In “Not Crying” she writes, “Whatever the intention,/ a poem about grief is not grief./ … This is paper,/ ink, not a heart breaking/ — nor a healing, either./ Something I make,/ so when the day is over/ there’s something here.”

Her words add up to much more than just “something here,” and she often uses a memory to segue off. In “At the Ear, Nose and Throat Clinic,” a mundane trip to the doctor and a chance meeting with another patient in the waiting room veers off to a remembered childhood trip to a town down the road, where the shopkeepers won’t recognize her or her friends, for the express purpose of shoplifting.
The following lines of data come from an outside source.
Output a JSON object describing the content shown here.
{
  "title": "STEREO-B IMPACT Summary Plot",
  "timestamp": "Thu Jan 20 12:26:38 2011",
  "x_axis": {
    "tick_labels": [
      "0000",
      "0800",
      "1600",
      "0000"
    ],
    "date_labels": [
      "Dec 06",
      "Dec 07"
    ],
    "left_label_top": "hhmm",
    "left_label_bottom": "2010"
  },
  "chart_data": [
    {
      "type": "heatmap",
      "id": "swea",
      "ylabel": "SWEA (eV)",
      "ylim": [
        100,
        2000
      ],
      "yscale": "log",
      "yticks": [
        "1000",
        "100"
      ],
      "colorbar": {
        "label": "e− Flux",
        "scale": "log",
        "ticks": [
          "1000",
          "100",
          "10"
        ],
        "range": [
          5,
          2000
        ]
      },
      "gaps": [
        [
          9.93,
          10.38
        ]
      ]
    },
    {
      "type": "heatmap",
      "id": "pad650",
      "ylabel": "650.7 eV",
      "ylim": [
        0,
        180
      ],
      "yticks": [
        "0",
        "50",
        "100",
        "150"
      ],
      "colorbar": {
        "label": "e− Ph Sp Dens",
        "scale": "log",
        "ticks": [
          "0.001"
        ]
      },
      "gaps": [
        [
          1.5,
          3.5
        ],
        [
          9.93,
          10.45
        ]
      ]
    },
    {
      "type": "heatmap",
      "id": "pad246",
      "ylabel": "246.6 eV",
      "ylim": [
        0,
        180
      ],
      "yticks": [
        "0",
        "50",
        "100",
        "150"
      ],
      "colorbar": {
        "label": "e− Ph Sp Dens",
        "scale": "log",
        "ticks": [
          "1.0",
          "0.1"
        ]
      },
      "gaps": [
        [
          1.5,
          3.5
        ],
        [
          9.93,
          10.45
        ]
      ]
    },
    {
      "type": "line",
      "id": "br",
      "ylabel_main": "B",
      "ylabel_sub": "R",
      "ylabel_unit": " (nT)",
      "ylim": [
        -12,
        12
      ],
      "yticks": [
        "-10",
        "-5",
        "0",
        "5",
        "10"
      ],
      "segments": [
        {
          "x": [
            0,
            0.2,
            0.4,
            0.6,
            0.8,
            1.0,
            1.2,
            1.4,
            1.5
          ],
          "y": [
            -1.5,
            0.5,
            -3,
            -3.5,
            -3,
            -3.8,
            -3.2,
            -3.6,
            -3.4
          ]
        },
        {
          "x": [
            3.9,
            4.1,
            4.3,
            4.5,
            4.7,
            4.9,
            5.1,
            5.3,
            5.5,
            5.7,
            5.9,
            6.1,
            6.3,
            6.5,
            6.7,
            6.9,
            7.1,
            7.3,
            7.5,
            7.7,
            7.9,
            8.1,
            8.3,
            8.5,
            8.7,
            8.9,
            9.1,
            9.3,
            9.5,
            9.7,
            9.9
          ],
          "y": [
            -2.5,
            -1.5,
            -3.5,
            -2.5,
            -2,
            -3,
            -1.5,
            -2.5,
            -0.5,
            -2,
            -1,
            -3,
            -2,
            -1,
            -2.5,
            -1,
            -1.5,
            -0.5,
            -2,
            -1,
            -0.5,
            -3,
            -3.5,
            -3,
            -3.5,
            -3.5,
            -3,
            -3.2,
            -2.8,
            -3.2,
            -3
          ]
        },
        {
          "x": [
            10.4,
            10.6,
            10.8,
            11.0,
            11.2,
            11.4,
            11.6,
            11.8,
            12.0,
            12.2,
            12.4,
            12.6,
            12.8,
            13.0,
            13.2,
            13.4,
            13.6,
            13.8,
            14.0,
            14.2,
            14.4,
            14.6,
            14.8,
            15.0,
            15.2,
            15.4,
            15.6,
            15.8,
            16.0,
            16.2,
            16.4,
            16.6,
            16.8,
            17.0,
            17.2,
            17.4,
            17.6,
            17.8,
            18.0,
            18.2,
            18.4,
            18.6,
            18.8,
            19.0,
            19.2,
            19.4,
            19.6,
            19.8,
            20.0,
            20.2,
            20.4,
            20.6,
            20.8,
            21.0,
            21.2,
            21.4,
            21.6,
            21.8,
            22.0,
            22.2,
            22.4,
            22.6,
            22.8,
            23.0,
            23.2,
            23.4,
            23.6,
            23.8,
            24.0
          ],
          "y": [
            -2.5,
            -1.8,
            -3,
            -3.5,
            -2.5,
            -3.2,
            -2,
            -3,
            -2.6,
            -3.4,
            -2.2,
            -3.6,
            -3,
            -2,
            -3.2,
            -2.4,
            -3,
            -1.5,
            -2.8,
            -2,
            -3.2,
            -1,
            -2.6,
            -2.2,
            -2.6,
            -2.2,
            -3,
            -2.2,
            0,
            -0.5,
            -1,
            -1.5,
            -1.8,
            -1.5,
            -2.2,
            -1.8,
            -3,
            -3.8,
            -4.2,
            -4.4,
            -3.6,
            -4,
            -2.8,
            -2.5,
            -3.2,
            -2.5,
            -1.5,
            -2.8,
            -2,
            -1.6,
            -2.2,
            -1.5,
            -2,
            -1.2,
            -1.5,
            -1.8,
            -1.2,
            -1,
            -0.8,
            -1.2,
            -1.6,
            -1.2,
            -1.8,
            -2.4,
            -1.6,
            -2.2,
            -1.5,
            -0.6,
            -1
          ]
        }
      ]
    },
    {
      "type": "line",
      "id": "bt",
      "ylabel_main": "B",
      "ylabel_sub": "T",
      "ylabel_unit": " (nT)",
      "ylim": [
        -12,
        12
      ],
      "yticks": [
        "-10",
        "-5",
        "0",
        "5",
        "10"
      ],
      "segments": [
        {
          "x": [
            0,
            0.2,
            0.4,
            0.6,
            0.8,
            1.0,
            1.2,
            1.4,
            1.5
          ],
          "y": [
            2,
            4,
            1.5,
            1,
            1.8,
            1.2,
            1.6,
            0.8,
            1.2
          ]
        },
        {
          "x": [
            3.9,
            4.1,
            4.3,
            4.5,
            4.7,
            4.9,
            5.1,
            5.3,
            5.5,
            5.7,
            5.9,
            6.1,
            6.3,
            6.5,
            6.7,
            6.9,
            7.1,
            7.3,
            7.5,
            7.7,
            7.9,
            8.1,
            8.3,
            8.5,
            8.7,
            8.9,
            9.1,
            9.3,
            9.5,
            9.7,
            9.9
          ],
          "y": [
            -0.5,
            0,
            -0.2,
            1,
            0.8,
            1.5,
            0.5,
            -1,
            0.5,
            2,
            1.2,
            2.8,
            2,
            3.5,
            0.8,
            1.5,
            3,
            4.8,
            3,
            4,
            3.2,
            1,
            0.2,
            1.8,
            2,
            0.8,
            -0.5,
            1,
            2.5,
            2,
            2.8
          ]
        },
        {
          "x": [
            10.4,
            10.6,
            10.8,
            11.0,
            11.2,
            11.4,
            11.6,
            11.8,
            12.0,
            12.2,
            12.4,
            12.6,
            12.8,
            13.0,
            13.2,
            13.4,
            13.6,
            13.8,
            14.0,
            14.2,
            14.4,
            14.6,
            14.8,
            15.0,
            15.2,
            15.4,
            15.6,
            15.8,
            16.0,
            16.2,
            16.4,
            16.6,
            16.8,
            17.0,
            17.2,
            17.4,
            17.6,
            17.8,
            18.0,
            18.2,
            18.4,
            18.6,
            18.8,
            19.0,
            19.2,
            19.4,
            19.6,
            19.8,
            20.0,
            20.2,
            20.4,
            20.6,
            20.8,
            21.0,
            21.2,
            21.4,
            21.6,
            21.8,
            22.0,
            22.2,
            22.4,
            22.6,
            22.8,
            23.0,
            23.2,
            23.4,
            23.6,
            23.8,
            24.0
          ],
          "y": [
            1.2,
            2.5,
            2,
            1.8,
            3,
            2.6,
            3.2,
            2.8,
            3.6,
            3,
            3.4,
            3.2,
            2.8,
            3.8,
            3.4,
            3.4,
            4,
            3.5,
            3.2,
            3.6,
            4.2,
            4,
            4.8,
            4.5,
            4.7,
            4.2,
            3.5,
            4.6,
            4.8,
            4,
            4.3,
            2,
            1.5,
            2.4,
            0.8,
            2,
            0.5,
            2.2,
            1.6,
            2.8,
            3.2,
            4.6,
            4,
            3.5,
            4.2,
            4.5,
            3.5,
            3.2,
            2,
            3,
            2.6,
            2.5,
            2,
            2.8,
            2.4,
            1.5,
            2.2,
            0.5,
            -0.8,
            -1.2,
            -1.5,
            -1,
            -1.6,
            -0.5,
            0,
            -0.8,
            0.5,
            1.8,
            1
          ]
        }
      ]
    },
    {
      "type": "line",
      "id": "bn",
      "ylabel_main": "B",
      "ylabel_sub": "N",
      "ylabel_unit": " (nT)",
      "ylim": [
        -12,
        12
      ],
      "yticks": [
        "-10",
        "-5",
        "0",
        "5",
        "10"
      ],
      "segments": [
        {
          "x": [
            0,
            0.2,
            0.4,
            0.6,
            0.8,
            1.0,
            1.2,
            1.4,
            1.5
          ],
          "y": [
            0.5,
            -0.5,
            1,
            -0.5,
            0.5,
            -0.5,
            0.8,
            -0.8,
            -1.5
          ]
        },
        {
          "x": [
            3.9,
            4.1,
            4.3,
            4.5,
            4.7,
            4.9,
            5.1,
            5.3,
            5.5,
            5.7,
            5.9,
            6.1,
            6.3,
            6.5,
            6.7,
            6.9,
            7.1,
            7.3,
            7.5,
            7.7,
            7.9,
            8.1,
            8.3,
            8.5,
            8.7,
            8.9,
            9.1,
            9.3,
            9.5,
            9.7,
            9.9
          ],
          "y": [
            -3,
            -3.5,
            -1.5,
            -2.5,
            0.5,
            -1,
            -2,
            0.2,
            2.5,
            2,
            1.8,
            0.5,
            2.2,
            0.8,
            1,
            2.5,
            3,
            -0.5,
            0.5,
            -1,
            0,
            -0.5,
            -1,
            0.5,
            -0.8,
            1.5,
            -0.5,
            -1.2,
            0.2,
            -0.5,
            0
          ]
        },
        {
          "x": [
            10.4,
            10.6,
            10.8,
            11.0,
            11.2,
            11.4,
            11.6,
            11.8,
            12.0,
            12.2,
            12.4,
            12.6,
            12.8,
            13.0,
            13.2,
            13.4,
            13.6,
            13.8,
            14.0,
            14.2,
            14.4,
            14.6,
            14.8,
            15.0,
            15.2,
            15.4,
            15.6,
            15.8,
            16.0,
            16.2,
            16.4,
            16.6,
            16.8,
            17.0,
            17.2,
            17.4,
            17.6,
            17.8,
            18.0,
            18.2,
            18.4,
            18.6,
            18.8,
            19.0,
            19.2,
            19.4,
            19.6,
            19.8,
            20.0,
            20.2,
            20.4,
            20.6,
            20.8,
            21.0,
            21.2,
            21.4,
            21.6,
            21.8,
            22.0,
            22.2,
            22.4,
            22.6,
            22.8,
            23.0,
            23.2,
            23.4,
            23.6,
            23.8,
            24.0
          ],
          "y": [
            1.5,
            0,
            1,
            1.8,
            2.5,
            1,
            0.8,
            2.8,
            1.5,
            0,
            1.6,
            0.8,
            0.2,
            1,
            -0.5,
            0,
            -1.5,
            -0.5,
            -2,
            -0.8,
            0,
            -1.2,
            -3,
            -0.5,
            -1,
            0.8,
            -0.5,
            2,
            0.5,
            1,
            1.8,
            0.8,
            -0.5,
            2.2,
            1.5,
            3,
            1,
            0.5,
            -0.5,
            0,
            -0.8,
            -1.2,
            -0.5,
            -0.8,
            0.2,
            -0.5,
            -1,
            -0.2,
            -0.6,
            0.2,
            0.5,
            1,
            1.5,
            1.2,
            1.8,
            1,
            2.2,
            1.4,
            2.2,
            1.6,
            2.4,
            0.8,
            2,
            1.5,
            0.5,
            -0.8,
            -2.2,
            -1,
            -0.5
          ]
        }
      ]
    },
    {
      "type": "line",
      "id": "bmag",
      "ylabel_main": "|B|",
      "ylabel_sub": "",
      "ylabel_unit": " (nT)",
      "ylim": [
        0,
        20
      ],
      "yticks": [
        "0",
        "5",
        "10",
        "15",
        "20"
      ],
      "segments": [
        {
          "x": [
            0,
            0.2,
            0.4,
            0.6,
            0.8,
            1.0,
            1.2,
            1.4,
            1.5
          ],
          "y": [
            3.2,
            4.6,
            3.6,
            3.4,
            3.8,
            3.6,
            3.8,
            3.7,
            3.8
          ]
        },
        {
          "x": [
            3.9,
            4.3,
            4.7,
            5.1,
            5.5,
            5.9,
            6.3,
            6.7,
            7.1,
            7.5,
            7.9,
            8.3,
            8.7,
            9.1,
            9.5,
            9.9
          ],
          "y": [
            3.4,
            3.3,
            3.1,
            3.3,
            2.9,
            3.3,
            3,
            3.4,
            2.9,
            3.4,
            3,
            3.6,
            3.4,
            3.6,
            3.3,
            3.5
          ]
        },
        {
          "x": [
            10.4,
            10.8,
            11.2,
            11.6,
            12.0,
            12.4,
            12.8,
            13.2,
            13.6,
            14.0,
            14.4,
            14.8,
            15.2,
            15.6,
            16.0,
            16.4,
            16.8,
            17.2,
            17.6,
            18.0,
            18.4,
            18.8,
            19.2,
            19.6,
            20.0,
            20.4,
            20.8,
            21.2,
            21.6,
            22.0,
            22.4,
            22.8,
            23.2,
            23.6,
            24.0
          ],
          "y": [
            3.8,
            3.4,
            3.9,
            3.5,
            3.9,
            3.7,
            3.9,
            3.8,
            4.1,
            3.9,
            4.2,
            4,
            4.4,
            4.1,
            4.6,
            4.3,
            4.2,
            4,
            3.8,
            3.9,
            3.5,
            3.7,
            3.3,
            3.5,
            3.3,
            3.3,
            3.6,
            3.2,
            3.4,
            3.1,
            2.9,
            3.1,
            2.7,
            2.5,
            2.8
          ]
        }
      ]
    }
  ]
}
She also writes poems graced with humor. In “Evening” she writes of her mother, losing ground to old age, finding a robin’s egg and taking it inside. Worried, the daughter (Mazur) asks if she’s keeping the egg warm only to have the mother reply, “Gail, I don’t want/ a bird, I want a blue egg.”

Going through each poem, the reader feels suddenly caught inside a shimmering bubble with the kernel of truth that lives there.

She succeeds in capturing the kind of fleeting thoughts that follow in the wake of emotion, thoughts that trail at a safe distance and can be approached and touched, thoughts that have the ability to deliver a thin, well-aimed arrow into the heart.